Quid pro quo Sexual Harassment exists when there are:
- unwelcome sexual advances, requests for sexual favors or other verbal or physical conduct of a sexual nature; and
- submission to or rejection of such conduct results in adverse educational or employment action.
Retaliatory Harassment - any adverse employment or educational action taken against a person because of the person's participation in a complaint or investigation of discrimination or sexual misconduct.
Sexual Intercourse - penetration (anal, oral or vaginal) by a penis, tongue, finger, or any other object.
Sexual Misconduct - a broad term encompassing any non-consensual physical conduct of a sexual nature that is committed either by force or intimidation or through the use of the victim's mental or physical incapacity, including from the consumption of drugs or alcohol. Sexual misconduct may vary in its severity and consists of a range of behavior or attempted behavior including, but not limited to: non-consensual sexual contact, non-consensual sexual intercourse, sexual exploitation, sexual harassment, and stalking. Sexual misconduct can occur between strangers or acquaintances, including people involved in an intimate or sexual relationship. Sexual misconduct can be committed by men or by women and it can occur between people of the same or different sex.
Sexual Misconduct Board - a standing group of faculty, staff and/or administrators that hears and receives complaints of sexual misconduct.

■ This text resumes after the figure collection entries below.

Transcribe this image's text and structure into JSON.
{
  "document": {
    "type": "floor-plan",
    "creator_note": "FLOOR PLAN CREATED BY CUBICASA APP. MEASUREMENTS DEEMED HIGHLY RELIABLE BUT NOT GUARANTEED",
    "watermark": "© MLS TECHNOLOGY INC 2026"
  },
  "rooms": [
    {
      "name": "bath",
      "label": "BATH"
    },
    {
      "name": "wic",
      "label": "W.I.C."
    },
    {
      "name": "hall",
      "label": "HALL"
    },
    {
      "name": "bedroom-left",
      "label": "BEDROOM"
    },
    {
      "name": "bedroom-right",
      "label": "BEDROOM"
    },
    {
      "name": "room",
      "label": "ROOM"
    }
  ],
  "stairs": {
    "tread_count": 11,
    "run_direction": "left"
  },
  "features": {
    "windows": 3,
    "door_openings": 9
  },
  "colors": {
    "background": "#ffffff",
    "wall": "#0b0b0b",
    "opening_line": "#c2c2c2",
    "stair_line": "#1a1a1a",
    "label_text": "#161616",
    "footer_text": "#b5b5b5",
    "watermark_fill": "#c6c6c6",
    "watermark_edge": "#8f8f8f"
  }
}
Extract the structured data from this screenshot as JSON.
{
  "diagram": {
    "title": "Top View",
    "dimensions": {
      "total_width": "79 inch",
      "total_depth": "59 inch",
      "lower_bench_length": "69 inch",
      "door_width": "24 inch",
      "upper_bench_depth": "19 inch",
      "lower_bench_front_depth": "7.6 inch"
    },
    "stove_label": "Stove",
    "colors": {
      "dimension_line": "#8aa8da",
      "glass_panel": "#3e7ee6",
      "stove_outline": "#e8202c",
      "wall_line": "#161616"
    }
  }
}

Sexual Misconduct Violations - violations that vary in its severity and consists of a range of behavior or attempted behavior that includes, but is not limited to:
- non-consensual sexual contact,
- non-consensual sexual intercourse,
- sexual exploitation,
- sexual harassment, and
Stalking - a course of conduct directed at a specific person that would cause a reasonable person to feel fear or threatens his/her physical safety and/or mental health. "Course of conduct" is defined as "a pattern of actions composed of more than one act over a period of time, however short, indicating a continuity of conduct". Such behaviors and activities may include, but are not limited to, the following:
- Non-consensual communication, including face-to-face communication, telephone/VP calls, voice/text messages, e-mails, written letters, gifts, or any other communications that are undesired or place another person in fear;
- Use of on-line, electronic, or digital technologies including:
- Posting of pictures or information in chat rooms or on websites;
- Sending unwanted/unsolicited or an excessive number of email or talk requests;
- Posting private or public messages on Internet sites, social network sites, and/or school bulletin boards;
- Installing spyware on a victim's computer; and/or
- Using Global Positioning Systems (GPS) to monitor a victim;
- Pursuing, following, waiting, or showing up uninvited at or near a residence, workplace, classroom, or other places frequented by the victim;
- Surveillance or other types of observation, including staring or "peeping";
- Non-consensual touching;
- Direct verbal or physical threats;
- Gathering information about an individual from family, friends, and/or co-workers;
- Threats to harm self or others; and/or
- Defamation - lying to others about the victim.